2.34. Eventuais novações contratuais:
Anoto também que eventual novação contratual não impede, por si, a revisão de todo o período de dívida, desde que o tema seja alvo de pedido expresso e fundamentado na peça inicial (art. 141, novo CPC), apontando-se qual o pretenso vício (p.ex., vício redibitório, aplicação da teoria da lesão contratual, presença de dolo, coação, onerosidade excessiva etc.).
Atente-se para a conhecida súmula 286, STJ:
"
A renegociação de contrato bancário ou a confissão da dívida não impede a possibilidade de discussão sobre eventuais ilegalidades dos contratos anteriores
."
Na espécie, a requerida pactuou novações com a CEF, no curso da demanda; isso não impede, todavia, a eventual revisão dos pactos anteriores, desde que atendidos os demais requisitos legais pertinentes.
2.35. Exceções de contrato não cumprido:
Cuidando-se de contrato sinalagmático,
"
nenhum dos contratantes, antes de cumprida a sua obrigação, pode exigir o implemento da do outro
.
" (art. 476, Código Civil/2002).
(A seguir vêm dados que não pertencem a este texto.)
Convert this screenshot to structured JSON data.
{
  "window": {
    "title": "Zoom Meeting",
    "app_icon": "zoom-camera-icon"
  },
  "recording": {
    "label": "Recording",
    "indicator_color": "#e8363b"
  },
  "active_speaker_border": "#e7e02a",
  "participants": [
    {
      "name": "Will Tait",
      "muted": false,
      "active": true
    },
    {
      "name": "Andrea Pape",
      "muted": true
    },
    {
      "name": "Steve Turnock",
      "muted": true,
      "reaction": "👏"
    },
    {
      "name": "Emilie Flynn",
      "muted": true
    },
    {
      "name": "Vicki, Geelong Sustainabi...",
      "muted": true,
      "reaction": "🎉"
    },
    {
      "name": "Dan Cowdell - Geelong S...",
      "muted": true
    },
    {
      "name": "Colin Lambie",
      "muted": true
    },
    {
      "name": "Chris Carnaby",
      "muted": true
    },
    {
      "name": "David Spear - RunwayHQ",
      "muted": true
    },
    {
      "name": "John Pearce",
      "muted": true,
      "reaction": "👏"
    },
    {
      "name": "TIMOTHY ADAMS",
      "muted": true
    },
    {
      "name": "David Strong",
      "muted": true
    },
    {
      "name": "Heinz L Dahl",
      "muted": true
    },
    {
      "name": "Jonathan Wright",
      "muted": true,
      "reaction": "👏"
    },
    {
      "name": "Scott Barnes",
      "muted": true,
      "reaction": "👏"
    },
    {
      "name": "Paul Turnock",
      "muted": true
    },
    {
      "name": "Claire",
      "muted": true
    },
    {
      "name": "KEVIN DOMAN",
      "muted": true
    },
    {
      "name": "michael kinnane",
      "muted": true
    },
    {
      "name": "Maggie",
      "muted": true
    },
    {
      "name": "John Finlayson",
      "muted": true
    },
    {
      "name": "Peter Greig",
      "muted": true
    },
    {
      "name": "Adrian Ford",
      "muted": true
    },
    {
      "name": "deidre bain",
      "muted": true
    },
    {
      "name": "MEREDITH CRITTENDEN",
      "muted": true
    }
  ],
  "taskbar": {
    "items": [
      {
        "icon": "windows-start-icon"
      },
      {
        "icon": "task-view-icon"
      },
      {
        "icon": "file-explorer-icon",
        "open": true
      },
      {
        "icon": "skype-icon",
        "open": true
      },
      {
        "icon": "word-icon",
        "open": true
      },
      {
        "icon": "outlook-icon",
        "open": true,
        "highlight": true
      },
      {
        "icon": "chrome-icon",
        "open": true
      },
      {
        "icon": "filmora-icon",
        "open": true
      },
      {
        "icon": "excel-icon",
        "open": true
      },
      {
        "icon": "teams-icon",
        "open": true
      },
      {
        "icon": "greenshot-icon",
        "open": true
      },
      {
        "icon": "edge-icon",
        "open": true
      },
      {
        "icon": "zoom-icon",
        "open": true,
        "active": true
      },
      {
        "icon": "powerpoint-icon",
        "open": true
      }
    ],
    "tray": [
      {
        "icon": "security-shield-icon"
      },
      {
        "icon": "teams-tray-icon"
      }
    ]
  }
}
Cuida-se de simples projeção do postulado
non venire contra factum proprium,
dado que ninguém pode exigir aquilo que não está disposto a cumprir. Quem inadimpliu o contrato tampouco pode exigir que o outro contratante cumpra suas obrigações, como cediço.
Explicita Maria Helena Diniz que
"A exceptio non adimpleti contractus é a cláusula resolutiva tácita que se prende ao contrato bilateral.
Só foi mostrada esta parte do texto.